Cuando una DM “controlable” se transforma en una RD “irreparable”, el sujeto se enfrenta a un duelo que sumado a su sistema de creencias, podría influir de forma negativa en su percepción y apego al tratamiento médico.
Las etapas de duelo más complejas para promover la adherencia a un tratamiento son la negación y el enojo ya que en ellas, el paciente no creerá en la gravedad de su caso y no estará abierto a escuchar indicaciones médicas, a modificar hábitos y mucho menos a llevar un seguimiento de su enfermedad (negación).
El paciente buscará culpables de lo que le pasa y en medio de su ira podrá retar, exigir y ser intolerante con el personal de salud mostrándose rebelde ante el tratamiento y corriendo el riesgo de no llevarlo a cabo (enojo).

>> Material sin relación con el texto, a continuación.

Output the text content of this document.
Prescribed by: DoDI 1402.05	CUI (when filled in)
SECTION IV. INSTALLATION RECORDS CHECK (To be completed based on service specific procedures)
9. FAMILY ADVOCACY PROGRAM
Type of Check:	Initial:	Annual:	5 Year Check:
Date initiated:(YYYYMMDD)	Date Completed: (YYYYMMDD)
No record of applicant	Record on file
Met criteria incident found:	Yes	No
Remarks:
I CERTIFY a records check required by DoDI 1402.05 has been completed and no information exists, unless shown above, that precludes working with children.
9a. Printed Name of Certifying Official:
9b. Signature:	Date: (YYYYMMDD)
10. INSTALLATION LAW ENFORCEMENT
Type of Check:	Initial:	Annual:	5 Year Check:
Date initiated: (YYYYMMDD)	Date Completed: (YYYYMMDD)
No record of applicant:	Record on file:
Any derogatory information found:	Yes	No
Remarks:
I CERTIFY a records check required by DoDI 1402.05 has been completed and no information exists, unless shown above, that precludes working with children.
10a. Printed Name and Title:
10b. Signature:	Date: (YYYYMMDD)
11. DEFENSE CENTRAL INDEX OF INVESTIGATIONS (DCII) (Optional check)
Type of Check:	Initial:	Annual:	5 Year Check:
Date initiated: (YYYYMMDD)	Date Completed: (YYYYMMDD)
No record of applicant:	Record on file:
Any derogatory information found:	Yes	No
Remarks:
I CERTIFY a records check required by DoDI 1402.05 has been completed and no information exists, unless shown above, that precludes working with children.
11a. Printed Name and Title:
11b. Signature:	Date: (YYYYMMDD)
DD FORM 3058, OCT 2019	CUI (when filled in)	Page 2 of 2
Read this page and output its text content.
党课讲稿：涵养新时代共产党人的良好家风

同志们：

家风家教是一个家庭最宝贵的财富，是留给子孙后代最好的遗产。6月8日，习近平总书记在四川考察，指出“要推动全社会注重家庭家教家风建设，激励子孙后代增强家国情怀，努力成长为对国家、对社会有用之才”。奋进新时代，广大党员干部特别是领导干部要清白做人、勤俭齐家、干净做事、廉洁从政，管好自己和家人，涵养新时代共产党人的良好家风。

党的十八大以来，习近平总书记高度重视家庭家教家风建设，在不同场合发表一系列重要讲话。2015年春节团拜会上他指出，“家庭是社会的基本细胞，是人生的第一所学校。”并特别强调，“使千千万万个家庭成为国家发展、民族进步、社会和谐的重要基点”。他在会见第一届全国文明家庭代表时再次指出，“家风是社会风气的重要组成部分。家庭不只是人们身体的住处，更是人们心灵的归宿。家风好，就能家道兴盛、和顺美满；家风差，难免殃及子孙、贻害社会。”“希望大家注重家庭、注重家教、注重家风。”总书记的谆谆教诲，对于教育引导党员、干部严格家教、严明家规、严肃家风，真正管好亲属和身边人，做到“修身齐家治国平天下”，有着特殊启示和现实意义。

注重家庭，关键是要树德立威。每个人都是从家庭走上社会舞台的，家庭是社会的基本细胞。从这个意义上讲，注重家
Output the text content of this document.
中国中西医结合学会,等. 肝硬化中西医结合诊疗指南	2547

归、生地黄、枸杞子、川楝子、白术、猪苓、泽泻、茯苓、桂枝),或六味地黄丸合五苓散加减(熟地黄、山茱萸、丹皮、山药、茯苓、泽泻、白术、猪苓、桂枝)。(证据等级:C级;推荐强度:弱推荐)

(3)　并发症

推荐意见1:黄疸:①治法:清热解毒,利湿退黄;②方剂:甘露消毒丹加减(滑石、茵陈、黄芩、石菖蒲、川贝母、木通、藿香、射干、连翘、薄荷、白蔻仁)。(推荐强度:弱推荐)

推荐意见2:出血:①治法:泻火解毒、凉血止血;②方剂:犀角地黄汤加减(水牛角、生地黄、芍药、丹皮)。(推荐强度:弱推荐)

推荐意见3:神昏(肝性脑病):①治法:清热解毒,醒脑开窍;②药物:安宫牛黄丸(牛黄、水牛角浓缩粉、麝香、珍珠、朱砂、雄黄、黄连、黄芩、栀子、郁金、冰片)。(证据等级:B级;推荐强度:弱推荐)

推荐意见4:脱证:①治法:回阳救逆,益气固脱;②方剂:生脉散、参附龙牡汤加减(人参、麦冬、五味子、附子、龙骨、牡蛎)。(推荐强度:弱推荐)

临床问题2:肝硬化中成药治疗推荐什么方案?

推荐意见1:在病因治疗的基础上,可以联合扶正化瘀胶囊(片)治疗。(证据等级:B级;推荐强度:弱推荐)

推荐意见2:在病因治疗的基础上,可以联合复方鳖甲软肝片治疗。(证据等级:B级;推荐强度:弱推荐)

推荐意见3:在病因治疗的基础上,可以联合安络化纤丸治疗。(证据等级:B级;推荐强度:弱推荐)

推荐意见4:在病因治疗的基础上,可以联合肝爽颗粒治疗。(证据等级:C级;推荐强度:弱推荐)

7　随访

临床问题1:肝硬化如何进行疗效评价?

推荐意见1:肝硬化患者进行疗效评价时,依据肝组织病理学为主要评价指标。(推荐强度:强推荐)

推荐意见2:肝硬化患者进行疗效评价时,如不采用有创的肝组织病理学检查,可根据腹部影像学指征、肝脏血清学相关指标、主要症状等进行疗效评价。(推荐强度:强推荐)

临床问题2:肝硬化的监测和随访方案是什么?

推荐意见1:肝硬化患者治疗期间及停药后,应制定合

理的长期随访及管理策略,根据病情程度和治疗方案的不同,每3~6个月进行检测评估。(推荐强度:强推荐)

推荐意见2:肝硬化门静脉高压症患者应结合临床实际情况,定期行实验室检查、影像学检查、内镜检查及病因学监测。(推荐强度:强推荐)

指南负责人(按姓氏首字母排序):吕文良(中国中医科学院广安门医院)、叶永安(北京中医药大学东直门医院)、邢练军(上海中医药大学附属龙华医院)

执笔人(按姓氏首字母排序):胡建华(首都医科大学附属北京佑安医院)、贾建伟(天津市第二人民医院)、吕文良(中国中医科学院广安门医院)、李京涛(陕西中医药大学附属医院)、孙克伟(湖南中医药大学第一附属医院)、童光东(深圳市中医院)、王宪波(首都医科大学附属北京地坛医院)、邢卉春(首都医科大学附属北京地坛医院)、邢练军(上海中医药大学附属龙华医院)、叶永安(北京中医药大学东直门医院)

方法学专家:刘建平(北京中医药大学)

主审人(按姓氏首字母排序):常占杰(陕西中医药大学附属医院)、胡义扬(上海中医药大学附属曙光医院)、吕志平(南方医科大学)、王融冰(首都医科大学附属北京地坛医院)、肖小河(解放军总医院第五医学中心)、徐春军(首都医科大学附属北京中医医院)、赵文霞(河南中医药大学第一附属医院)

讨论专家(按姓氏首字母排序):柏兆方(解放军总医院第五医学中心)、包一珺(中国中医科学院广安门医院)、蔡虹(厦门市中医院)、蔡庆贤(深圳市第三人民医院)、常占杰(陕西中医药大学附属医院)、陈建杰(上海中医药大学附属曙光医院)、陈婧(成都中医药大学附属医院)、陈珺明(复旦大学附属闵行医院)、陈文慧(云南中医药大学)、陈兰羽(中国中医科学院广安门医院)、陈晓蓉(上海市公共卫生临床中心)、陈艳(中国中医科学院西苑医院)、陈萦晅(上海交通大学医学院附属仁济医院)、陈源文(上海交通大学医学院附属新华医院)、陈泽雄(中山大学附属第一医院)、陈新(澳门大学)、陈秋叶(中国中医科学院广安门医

Apego y corresponsabilidad al tratamiento

El apego al tratamiento se refiere al tiempo en que el paciente cumple de forma adecuada con las prescripciones médicas y está consciente de la importancia de aliarse con su médico para preservar su salud.4 La adherencia al tratamiento es exitosa sólo si el paciente participa de forma totalmente voluntaria en la toma de medicamentos, en su cambio de hábitos y en mejorar su actitud.
Para lograr el apego se necesitan tres factores indispensables: la colaboración del paciente, la participación de su familia y el compromiso de su médico.
Al ser la RD un padecimiento cuyo último síntoma es la pérdida de la visión, el tratamiento ideal para evitar que esto suceda debe involucrar asesoría oftalmológica y atención psicológica simultáneas para el paciente y su familia.
Si bien hay fases de difícil interacción con el paciente en el proceso de duelo, es justamente en ese lapso donde no debe dejársele solo y el médico tratante habrá de liderear una alianza multidisciplinaria y familiar que promueva la transición del paciente a etapas emocionales donde tenga mayor escucha y disposición.
El proceso de duelo de cada persona es complejo sin embargo, existen factores que favorecen su elaboración ante un padecimiento como la RD:

 La empatía del médico al explicar y brindar cada noticia al paciente
 El apoyo, compromiso y solidaridad de la familia
 El respaldo emocional de los amigos y conocidos
 La atención psicológica individual y la búsqueda de grupos de autoayuda
 En los casos donde la RD ha provocado ceguera; la atención rehabilitatoria inmediata

Hoy en día existen diversos programas que consideran al cambio de hábitos como la clave de prevención en la DM y la RD lo cual, es cierto en la medida de las conductas visibles del sujeto y significa un avance importante para el área de la salud. Sin embargo, en el CADIVI consideramos que el monitoreo del proceso de duelo que el paciente vive ante su padecimiento es vital, pues una emoción o pensamiento irracional en un momento de crisis pueden sabotear un tratamiento.
Aunque en el CADIVI se atienden casos en fase de rehabilitación; hay un seguimiento psicológico constante con los usuarios de Baja visión secundaria a RD. En dicho abordaje se fortalece la información médica, se evalúa el estado emocional del paciente y se involucra su familia en el proceso.

Bibliografía
• CADIVI (2010). Causas de ceguera y baja visión más frecuentes en: Informe anual del Centro de Atención Integral para la Discapacidad Visual 2010: http://www.cadivi.org.mx

• CADIVI (2011). Causas de ceguera y baja visión más frecuentes en: Informe anual de Fundación Hospital Nuestra Señora de la Luz IAP 2011: http://www.hospitaldelaluz.org/cadivi1.html

• Iglesias H y Barranco J. (2011). Psicoanálisis y duelo. México, UAEH ed.

• INEGI (2010). Estadísticas a propósito del día mundial de la diabetes. Datos nacionales:http://www.inegi.org.mx/inegi/contenidos/espanol/prensa/aPropositom.asp?s=inegi&c=2773&ep=46

• Kübler-Ross E. (2003). Sobre el duelo y el dolor. España, Luciérnaga ed.